Género: Categoría gramatical basada en la distribución de los nombres en dos o tres clases (masculino, femenino, neutro) de acuerdo a un cierto número de propiedades formales (género gramatical), a las cuales se asocian a menudo criterios semánticos derivados de la representación de los objetos del mundo (género natural).

No se parecen mucho. Pese a ello, cada vez hay más gente en cuyos diccionarios —al parecer— no vienen estas palabras y usan una por otra. Por ejemplo, cuando una persona agrede a otra de sexo opuesto, hay quien habla de violencia de género, cuando obviamente se trata de violencia de sexo. Quizá más de uno al ver el título de este artículo ha pensado que iba a tratar sobre violencia de sexo, pero no, trata sobre la violencia de género, esto es, de la cada vez más frecuente violación del concepto de género, brutalmente identificado con el de sexo.

Por increíble que pueda parecer, cada vez hay más hablantes convencidos de que masculino es sinónimo de macho y femenino es sinónimo de hembra. Ningún hablante puede llegar a estas identificaciones sin renegar de la inteligencia que la naturaleza le ha dado. Por ejemplo, nadie fuera de un chiste puede leer que  Juan  es una persona muy simpática y deducir que Juan es una hembra (porque simpática es una palabra femenina), o leer que María es un ser imprevisible y concluir que María es un macho. Volvamos al diccionario:

Masculino: 1) Propio del varón. 2) Dícese del género gramatical que se opone al femenino en una clasificación de dos géneros, o al femenino o al neutro en una clasificación de tres géneros. (El masculino representa a menudo el término "macho" en el género natural que se basa en la oposición de sexos: se le llama entonces no marcado con relación al femenino.)

Es fácil comprender qué dificultades podría tener un robot o un extraterrestre a la hora de comprender cabalmente esta definición. Por lo pronto, «masculino» es una palabra polisémica: a veces es sinónima de varón (o macho), pero también puede usarse como un concepto gramatical, que es otra cosa. Para más inri, «masculino» en su sentido gramatical representa a veces el concepto de «macho», pero a veces no. Y ése es el problema: una máquina puede entender fácilmente la noción de "siempre", pero lo de «a veces», hoy por hoy, requiere ineludiblemente el ejercicio de la inteligencia.
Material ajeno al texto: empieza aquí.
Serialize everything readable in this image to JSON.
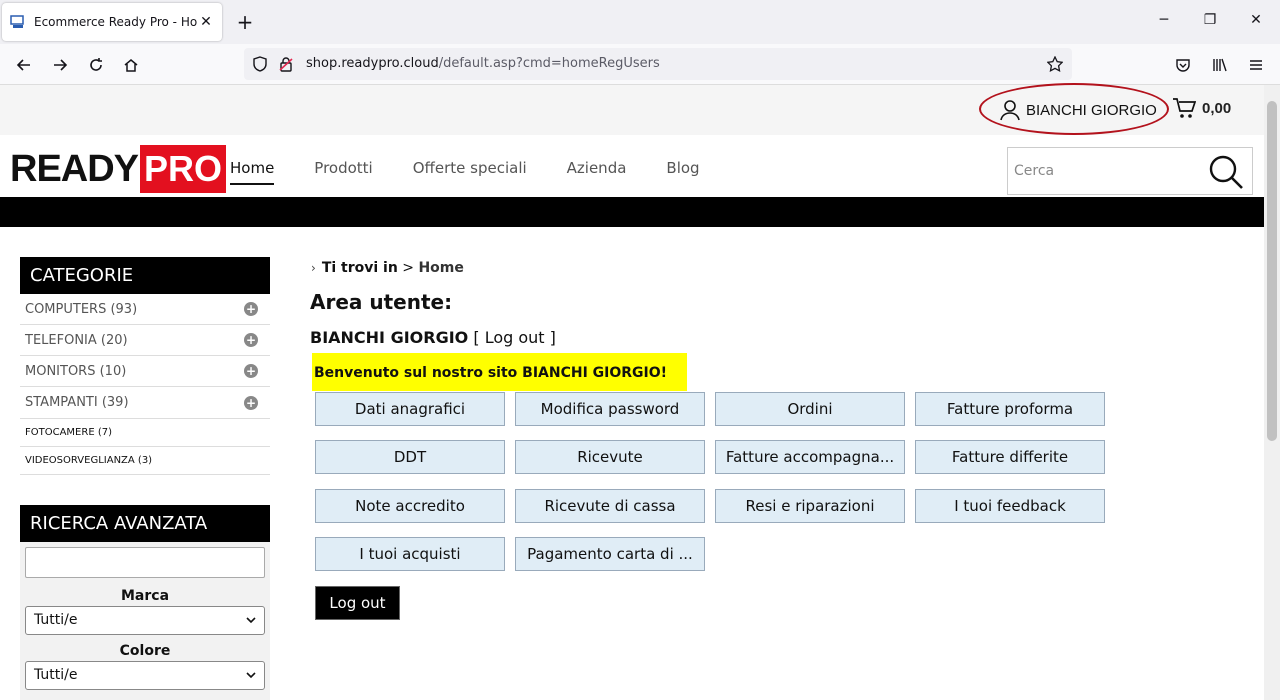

Por ejemplo, una máquina entiende sin dificultad una orden como «siempre que veas 'huebo' cámbialo por 'huevo'», y con una lista de órdenes como ésta tenemos un corrector de ortografía que hasta puede funcionar competentemente en un programa de Microsoft. En cambio, digerir que «el niño» a veces significa «el niño» y a veces «los pañales del niño», o que «masculino» a veces sea «macho» y a veces no, eso ya es más complicado.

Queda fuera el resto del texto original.